The shift reflects broader industry changes as AI applications move from training to real-time deployment. Competing platforms like Google's Gemini and Anthropic's Claude benefit from greater reliance on custom chips like Google's tensor processing units, which are specifically designed for inference calculations.
Nvidia has responded by expanding its technology portfolio through licensing deals and talent acquisitions aimed at strengthening its position in inference-focused hardware. The company described Groq's intellectual property as complementary to its product roadmap while hiring away Groq's chip design staff.
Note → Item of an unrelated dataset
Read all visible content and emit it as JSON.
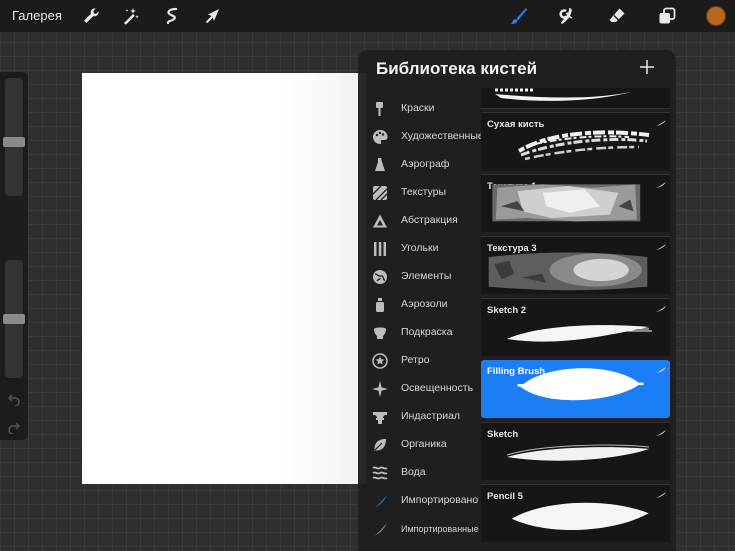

OpenAI continues to rely on Nvidia for most inference operations while diversifying its hardware strategy through agreements with AMD, Broadcom, and Cerebras. The company's evolving product roadmap and emphasis on inference speed have reportedly complicated investment negotiations with Nvidia, extending timelines for the proposed $100 billion deal amid investor concerns.
Industry executives view Nvidia's moves as efforts to shore up technology portfolios amid intensifying competition in inference chips. As AI shifts toward real-time reasoning and large-scale deployment, this emerging battleground represents a critical test of Nvidia's long-held dominance in AI hardware.